Eine detaillierte Abrechnung der Stundenlohnarbeiten, die hierfür vorzunehmende Dokumentation und die Vorlage der Nachweise (z. B. Stundenlohnzettel) durch den Auftragnehmer kann dies dem Auftraggeber deutlich erleichtern. Eine entsprechende Verpflichtung des Auftragnehmers besteht bei einem Bauvertrag, für welchen nicht die VOB/B (einschließlich ihres Stundenlohnarbeiten regelnden § 15) gilt, jedoch nur, wenn sie mit hinreichender Deutlichkeit vereinbart worden ist.

In vielen Fällen lässt sich die (Un-)Wirtschaftlichkeit des vom Unternehmer in Ansatz gebrachten Zeitaufwands durch ein Sachverständigengutachten belegen. Geben die Informationen, die der Auftraggeber aus eigener Kenntnis hierzu vortragen kann, zu wenige Anhaltspunkte für eine Beurteilung, kann der Auftragnehmer ausnahmsweise auch verpflichtet sein, zu Art und Inhalt der nach Zeitaufwand abgerechneten Leistungen jedenfalls so viel vorzutragen, dass dem für die Unwirtschaftlichkeit der Leistungsausführung darlegungs- und beweisbelasteten Auftraggeber eine sachgerechte Rechtswahrung ermöglicht wird.

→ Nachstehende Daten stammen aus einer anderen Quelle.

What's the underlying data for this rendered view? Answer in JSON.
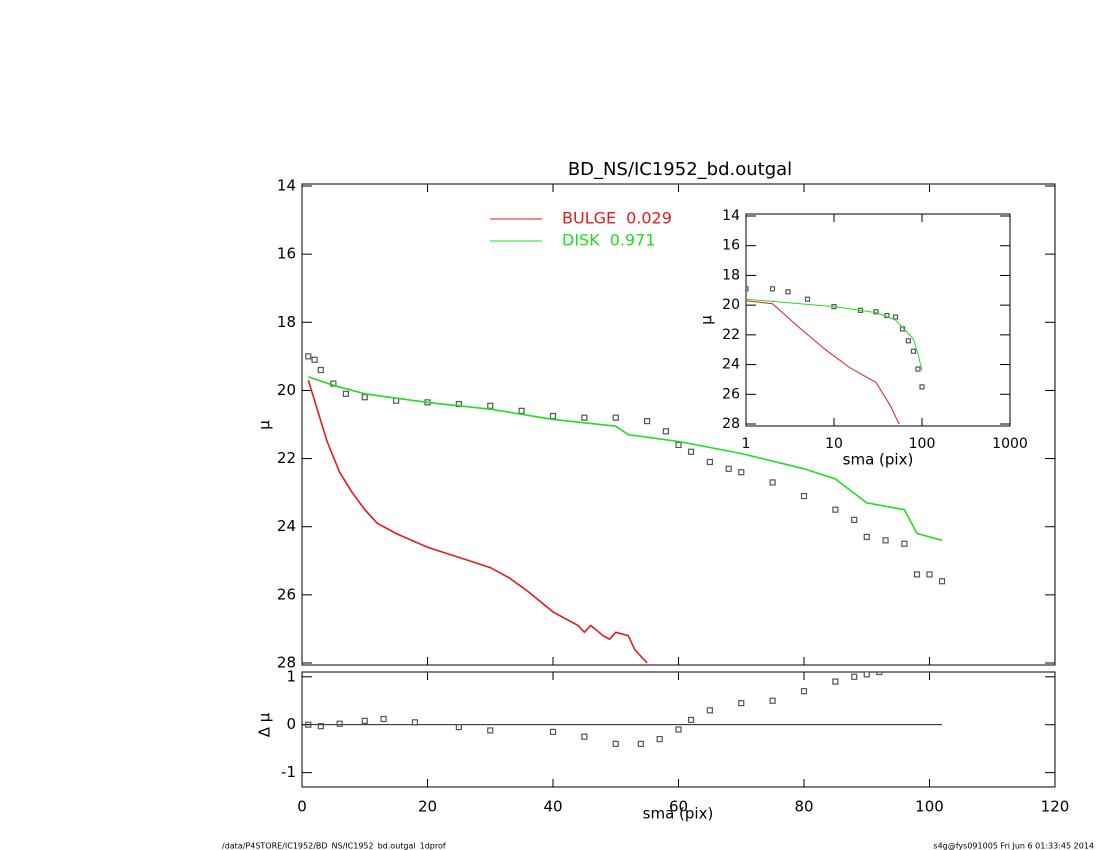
{
  "chart_data": [
    {
      "type": "line",
      "title": "BD_NS/IC1952_bd.outgal",
      "ylabel": "μ",
      "yinvert": true,
      "xlim": [
        0,
        120
      ],
      "xticks": [
        0,
        20,
        40,
        60,
        80,
        100,
        120
      ],
      "ylim": [
        14,
        28
      ],
      "yticks": [
        14,
        16,
        18,
        20,
        22,
        24,
        26,
        28
      ],
      "series": [
        {
          "style": "squares",
          "color": "#555555",
          "x": [
            1,
            2,
            3,
            5,
            7,
            10,
            15,
            20,
            25,
            30,
            35,
            40,
            45,
            50,
            55,
            58,
            60,
            62,
            65,
            68,
            70,
            75,
            80,
            85,
            88,
            90,
            93,
            96,
            98,
            100,
            102
          ],
          "values": [
            19.0,
            19.1,
            19.4,
            19.8,
            20.1,
            20.2,
            20.3,
            20.35,
            20.4,
            20.45,
            20.6,
            20.75,
            20.8,
            20.8,
            20.9,
            21.2,
            21.6,
            21.8,
            22.1,
            22.3,
            22.4,
            22.7,
            23.1,
            23.5,
            23.8,
            24.3,
            24.4,
            24.5,
            25.4,
            25.4,
            25.6
          ]
        },
        {
          "name": "BULGE",
          "fraction": 0.029,
          "style": "line",
          "color": "#e41a1c",
          "x": [
            1,
            2,
            4,
            6,
            8,
            10,
            12,
            15,
            20,
            25,
            30,
            33,
            36,
            40,
            44,
            45,
            46,
            48,
            49,
            50,
            52,
            53,
            55
          ],
          "values": [
            19.7,
            20.3,
            21.5,
            22.4,
            23.0,
            23.5,
            23.9,
            24.2,
            24.6,
            24.9,
            25.2,
            25.5,
            25.9,
            26.5,
            26.9,
            27.1,
            26.9,
            27.2,
            27.3,
            27.1,
            27.2,
            27.6,
            28.0
          ]
        },
        {
          "name": "DISK",
          "fraction": 0.971,
          "style": "line",
          "color": "#22dd22",
          "x": [
            1,
            5,
            10,
            20,
            30,
            40,
            50,
            52,
            60,
            70,
            80,
            85,
            90,
            96,
            98,
            102
          ],
          "values": [
            19.6,
            19.85,
            20.1,
            20.35,
            20.55,
            20.85,
            21.05,
            21.3,
            21.5,
            21.85,
            22.3,
            22.6,
            23.3,
            23.5,
            24.2,
            24.4
          ]
        }
      ]
    },
    {
      "type": "scatter",
      "ylabel": "Δ μ",
      "xlabel": "sma (pix)",
      "yinvert": false,
      "zero_line": true,
      "xlim": [
        0,
        120
      ],
      "xticks": [
        0,
        20,
        40,
        60,
        80,
        100,
        120
      ],
      "ylim": [
        -1.3,
        1.1
      ],
      "yticks": [
        -1,
        0,
        1
      ],
      "series": [
        {
          "style": "squares",
          "color": "#555555",
          "x": [
            1,
            3,
            6,
            10,
            13,
            18,
            25,
            30,
            40,
            45,
            50,
            54,
            57,
            60,
            62,
            65,
            70,
            75,
            80,
            85,
            88,
            90,
            92
          ],
          "values": [
            0,
            -0.03,
            0.02,
            0.08,
            0.12,
            0.05,
            -0.05,
            -0.12,
            -0.15,
            -0.25,
            -0.4,
            -0.4,
            -0.3,
            -0.1,
            0.1,
            0.3,
            0.45,
            0.5,
            0.7,
            0.9,
            1.0,
            1.05,
            1.1
          ]
        }
      ]
    },
    {
      "type": "line",
      "xlabel": "sma (pix)",
      "ylabel": "μ",
      "yinvert": true,
      "xscale": "log",
      "xlim": [
        1,
        1000
      ],
      "xticks": [
        1,
        10,
        100,
        1000
      ],
      "ylim": [
        14,
        28
      ],
      "yticks": [
        14,
        16,
        18,
        20,
        22,
        24,
        26,
        28
      ],
      "series": [
        {
          "style": "squares",
          "color": "#555555",
          "x": [
            1,
            2,
            3,
            5,
            10,
            20,
            30,
            40,
            50,
            60,
            70,
            80,
            90,
            100
          ],
          "values": [
            18.9,
            18.9,
            19.1,
            19.6,
            20.1,
            20.35,
            20.45,
            20.7,
            20.8,
            21.6,
            22.4,
            23.1,
            24.3,
            25.5
          ]
        },
        {
          "style": "line",
          "color": "#e41a1c",
          "x": [
            1,
            2,
            4,
            8,
            15,
            30,
            45,
            50,
            55
          ],
          "values": [
            19.7,
            19.9,
            21.5,
            23.0,
            24.2,
            25.2,
            26.9,
            27.5,
            28.0
          ]
        },
        {
          "style": "line",
          "color": "#22dd22",
          "x": [
            1,
            10,
            30,
            50,
            60,
            80,
            90,
            100
          ],
          "values": [
            19.6,
            20.1,
            20.5,
            21.0,
            21.5,
            22.3,
            23.3,
            24.4
          ]
        }
      ]
    }
  ],
  "footer": {
    "left": "/data/P4STORE/IC1952/BD_NS/IC1952_bd.outgal_1dprof",
    "right": "s4g@fys091005  Fri Jun  6 01:33:45 2014"
  }
}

Was der Auftragnehmer zur Erfüllung dieser „sekundären Darlegungslast“ konkret vorzutragen hat, muss in jedem konkreten Einzelfall unter Berücksichtigung des jeweiligen Vorbringens des Auftraggebers beurteilt werden. Maßstab hierfür ist das Informations- und Kontrollbedürfnis des Auftraggebers, welches wiederum durch die Ausgestaltung und den Inhalt des Bauvertrages beeinflusst ist.